Movie Review
Pacific Rim Uprising is a downgrade for blockbuster fans
When Guillermo Del Toro put out Pacific Rim in 2013, it was a fun and inventive breath of fresh air for the blockbuster movie genre. It traded on a lot of familiar elements, but never skimped on giving audiences the type of knock-‘em-out entertainment that is expected from that kind of film.
The sequel, Pacific Rim Uprising, produced by Del Toro but written and directed by Steven S. DeKnight, maintains the look of the original, but is only about half as fun. John Boyega (Finn in Star Wars) stars as Jake Pentecost, the son of the dearly departed — and much better named — Stacker Pentecost (Idris Elba), who sacrificed himself for the good of humanity in the first film.
Jake lives in a world where the giant monsters known as kaiju no longer exist, but still affect the world in many ways due to the destruction they caused and fear they might come back. When he and Amara (Cailee Spaeny), a young girl obsessed with creating her own giant jaeger robot, are caught trying to steal jaeger materials, they are installed into the ongoing jaeger program instead of being sent to jail.
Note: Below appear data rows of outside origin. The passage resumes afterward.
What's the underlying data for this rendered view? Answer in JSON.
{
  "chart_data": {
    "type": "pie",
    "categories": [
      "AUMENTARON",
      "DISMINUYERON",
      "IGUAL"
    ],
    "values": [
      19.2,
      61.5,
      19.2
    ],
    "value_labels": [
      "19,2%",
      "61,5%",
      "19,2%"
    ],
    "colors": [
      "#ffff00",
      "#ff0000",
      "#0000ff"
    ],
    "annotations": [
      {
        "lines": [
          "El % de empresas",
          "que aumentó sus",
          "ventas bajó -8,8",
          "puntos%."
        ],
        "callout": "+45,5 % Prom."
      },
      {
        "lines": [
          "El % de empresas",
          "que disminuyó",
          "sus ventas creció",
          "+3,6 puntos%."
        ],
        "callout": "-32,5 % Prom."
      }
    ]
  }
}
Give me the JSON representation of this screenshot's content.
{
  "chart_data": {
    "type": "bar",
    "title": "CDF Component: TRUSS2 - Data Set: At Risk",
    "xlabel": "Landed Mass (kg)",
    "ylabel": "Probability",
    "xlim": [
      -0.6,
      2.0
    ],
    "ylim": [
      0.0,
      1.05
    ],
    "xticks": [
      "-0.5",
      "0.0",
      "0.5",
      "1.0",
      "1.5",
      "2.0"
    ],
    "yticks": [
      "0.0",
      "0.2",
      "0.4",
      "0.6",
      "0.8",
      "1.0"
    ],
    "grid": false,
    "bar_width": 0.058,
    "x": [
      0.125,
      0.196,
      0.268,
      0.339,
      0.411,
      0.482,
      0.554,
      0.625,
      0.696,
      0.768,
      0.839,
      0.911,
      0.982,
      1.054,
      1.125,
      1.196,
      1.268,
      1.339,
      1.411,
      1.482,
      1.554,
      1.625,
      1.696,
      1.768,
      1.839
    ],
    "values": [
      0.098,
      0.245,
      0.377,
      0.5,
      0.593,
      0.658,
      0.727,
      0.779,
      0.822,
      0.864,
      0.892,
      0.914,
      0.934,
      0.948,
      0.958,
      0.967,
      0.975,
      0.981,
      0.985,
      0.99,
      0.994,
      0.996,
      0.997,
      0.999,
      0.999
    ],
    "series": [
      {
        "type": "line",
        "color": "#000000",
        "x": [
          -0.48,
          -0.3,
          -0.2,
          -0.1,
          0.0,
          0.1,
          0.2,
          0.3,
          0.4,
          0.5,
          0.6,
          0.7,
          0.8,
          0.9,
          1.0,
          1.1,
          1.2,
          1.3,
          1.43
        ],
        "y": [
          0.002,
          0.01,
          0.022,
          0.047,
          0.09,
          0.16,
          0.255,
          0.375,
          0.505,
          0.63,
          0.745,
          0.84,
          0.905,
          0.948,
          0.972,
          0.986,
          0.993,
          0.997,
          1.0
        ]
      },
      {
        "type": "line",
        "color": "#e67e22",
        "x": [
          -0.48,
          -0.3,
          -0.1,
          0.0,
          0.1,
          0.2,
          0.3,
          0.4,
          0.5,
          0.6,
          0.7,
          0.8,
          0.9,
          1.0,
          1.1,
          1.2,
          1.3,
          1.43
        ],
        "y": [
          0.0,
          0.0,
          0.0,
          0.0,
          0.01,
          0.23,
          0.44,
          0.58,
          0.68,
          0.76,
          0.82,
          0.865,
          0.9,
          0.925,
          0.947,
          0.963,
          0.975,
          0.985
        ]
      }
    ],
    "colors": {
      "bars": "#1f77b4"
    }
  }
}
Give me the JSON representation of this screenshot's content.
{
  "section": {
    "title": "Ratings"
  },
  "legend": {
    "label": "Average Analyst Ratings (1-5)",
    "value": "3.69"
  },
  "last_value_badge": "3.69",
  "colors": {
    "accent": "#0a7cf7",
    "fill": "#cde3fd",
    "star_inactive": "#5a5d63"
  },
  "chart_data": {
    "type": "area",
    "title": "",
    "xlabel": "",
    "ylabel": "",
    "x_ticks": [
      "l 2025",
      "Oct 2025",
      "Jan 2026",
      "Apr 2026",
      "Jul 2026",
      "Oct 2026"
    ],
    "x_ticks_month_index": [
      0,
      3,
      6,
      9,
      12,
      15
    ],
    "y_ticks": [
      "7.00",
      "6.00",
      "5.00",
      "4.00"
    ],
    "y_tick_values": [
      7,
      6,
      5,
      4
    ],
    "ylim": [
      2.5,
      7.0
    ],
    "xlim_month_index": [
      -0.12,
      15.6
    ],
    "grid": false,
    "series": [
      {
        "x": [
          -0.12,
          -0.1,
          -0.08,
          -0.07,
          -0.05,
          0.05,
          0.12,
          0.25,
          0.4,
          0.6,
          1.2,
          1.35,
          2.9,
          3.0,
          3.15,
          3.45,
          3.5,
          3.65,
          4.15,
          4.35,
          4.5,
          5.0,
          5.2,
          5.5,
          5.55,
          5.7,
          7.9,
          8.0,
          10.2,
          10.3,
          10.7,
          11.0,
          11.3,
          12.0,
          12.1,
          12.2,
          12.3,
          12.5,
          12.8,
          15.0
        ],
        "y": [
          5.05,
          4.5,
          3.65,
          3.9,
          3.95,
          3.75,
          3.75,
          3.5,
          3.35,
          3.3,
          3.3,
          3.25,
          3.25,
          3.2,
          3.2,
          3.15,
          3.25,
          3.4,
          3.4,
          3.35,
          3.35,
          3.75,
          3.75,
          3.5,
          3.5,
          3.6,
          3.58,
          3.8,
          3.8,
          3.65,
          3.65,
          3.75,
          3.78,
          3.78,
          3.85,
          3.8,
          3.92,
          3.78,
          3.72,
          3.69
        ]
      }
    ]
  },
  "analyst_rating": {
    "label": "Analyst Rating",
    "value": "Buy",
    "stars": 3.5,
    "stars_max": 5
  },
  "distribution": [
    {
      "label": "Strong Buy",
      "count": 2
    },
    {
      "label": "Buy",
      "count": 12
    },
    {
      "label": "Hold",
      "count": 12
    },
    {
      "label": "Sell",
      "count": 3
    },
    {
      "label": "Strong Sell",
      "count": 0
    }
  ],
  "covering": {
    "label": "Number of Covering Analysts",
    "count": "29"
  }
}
That is just the first of many illogical and nonsensical story twists that you’ll have to overcome if you have any hope of enjoying the sequel. Also along for the ride are Jake’s buddy/rival, Nate (Scott Eastwood); a ragtag bunch of jaeger cadets; Jules (Adria Arjona), a woman who seemingly exists merely to create a half-assed romantic triangle with Jake and Nate; and the return of Dr. Newton Geiszler (Charlie Day) and Dr. Hermann Gottlieb (Burn Gorman), whose screen time is increased significantly — which is not necessarily a good thing.
The biggest reason the first film worked is because it threw the audience into the middle of the action, with little unnecessary buildup. Uprising is almost all buildup, and it’s the worse for it. It might be different if any of the characters were worth knowing deeper than surface level. But they aren’t, and the time spent delving into their idiosyncrasies feels like the movie is spinning its wheels.
Once we finally get to any substantial action, there’s no feeling of excitement to it. The stakes in the first film felt real; here, the fighting comes off merely as an excuse for the filmmakers to level as many buildings as possible. Wanton destruction is never as fun as filmmakers think it is; it needs to serve a real purpose to actually be entertaining.
Boyega, who gets to use his natural British accent, is the lone actor who makes the film worth watching. Spaeny can’t make Amara into anything more than a slightly spunky kid, and Eastwood might as well be a tree for how wooden he is. All of the fun that Day and Gorman brought to the original is decimated by their expanded storylines.
The detractors of Pacific Rim called it a second-rate mashup of Transformers and Godzilla, and this time they’re actually right. Uprising is a poor imitator of the original, one that’s not worth any movie lover’s time.